ALL PHOTOS: ©KATHERINE MCMAHON
ALL PHOTOS: ©KATHERINE MCMAHON
Artists are famously ambivalent about showing up at art fairs. John Baldessari once likened the experience to that of a kid walking in on his parents having sex. But showing one’s art at them is de rigeur. Fairs—evolved from bazaars stocked with secondary-market material to, now, meccas for the new—are an integral part of the art ecosystem. In recent years, some have sprung up that try to improve on the trade fair model. Independent, founded by Elizabeth Dee and Darren Flook in New York in 2010 and since expanded to Brussels, is one such fair. A “curated” event, it is clubbier and more intimate than most art fairs—booths tend to blur and blend together, and the art leans toward the cool and critically lauded. This year’s hometown edition, at Spring Studios in lower Manhattan in March, features some 45 international galleries and institutions. In its ideal state, as identified by co-director Alix Dana, “Independent incentivizes the creation of ambitious projects by encouraging artists and galleries to take risks.” For this installment of Habitat, ARTnews visited the studios of New York artists—all of them in Brooklyn—making new work for the fair.
Landon Metz
For the past two years Landon Metz has been painting in an East Williamsburg studio—big, cold, and bright in the early hours of a bracing winter day. “Fairs are a necessary component of my practice,” he said, “but my hope is that they don’t alter my work in the slightest.” The result, on view in the booth for the Oslo-based gallery VI, VII: spare, graphic canvases on which bold shapes seem to hover and float.
Anna Betbeze
“It’s important that the work has a life before and after the fair,” Anna Betbeze said about a series of textile paintings and burnt-wood sculptures she has been making over the past several years.
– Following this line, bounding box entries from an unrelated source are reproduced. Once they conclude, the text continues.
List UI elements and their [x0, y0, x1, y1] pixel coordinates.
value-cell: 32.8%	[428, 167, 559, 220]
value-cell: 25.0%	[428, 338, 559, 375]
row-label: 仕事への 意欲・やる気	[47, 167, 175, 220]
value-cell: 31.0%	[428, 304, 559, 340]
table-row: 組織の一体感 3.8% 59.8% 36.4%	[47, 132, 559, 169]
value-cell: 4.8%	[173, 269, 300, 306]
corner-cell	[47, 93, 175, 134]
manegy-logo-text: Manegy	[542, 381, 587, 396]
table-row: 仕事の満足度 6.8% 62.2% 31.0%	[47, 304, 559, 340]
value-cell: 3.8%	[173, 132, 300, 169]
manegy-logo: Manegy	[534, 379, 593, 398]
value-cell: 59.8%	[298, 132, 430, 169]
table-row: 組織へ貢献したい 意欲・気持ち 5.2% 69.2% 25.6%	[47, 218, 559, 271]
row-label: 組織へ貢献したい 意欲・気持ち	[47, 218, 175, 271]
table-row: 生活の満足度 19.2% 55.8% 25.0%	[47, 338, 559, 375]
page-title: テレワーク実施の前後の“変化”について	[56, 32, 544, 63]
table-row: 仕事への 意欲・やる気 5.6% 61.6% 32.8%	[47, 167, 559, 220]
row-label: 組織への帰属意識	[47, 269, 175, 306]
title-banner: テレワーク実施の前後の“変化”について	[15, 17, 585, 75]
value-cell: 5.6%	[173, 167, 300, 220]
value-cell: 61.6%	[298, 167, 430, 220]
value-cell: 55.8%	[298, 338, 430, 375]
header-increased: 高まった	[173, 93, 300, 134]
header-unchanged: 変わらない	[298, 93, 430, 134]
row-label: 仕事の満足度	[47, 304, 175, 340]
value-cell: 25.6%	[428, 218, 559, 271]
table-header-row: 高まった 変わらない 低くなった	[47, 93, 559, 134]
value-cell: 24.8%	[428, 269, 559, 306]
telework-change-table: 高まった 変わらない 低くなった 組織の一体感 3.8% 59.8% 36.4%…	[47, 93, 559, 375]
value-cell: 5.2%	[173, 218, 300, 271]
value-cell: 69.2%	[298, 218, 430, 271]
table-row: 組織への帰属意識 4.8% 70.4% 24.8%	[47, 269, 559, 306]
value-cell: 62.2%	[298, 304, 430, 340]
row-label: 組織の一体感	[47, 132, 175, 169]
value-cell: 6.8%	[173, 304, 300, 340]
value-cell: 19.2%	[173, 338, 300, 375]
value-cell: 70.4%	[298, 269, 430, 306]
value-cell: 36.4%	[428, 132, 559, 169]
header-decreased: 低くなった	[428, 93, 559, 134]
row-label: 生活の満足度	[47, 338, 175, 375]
In time for a visit, she made her way to Williamsburg from Connecticut, where she teaches at Yale University. Some of her sculptures had been forged farther away—in her hometown of Columbus, Georgia—but they found a place with the New York dealer Jay Gorney for the fair.
Derrick Adams
In Bed-Stuy, in a studio with a backyard just a few blocks from where he lives, Derrick Adams worked on more than a dozen paintings to show with Tilton Gallery at the fair. Related to his “Deconstruction Worker” series, the works are “stylized representations of my daily encounters and from watching people walk down the street,” Adams said.
Nikki Maloof
At her studio in an industrial stretch of Greenpoint, Nikki Maloof evoked the notion of a tranquil sanctuary in multi-paneled works. “I wanted paintings to create an environment,” she said of the art to be shown by Jack Hanley Gallery. “The idea of a moth-infested porch seemed like the perfect fit.” Among the inspirations for her choice of format: Northern Renaissance altarpieces and Japanese screens.
Katherine Bradford
In the heart of Williamsburg, Katherine Bradford immersed herself in paintings of swimmers in various states of action and repose. “I make as many paintings as I can and rely on Canada”—her gallery since last year—“to edit them,” she said. Some of the paintings have origins in a studio in a big mill building in Maine, but work otherwise happens in a neighborhood space she has inhabited since 1985.
Zak Kitnick
“I wanted to make sculptures that relate more to the head than to the body,” Zak Kitnick said in his workspace in the sprawling building complex of the Brooklyn Navy Yard. “I wanted to create a space to project oneself into, around, and through.” The resulting work, to be shown by Clearing gallery, pairs such desires with inspiration from historic bunkers in Normandy and ’50s-era telephone tests at Bell Labs.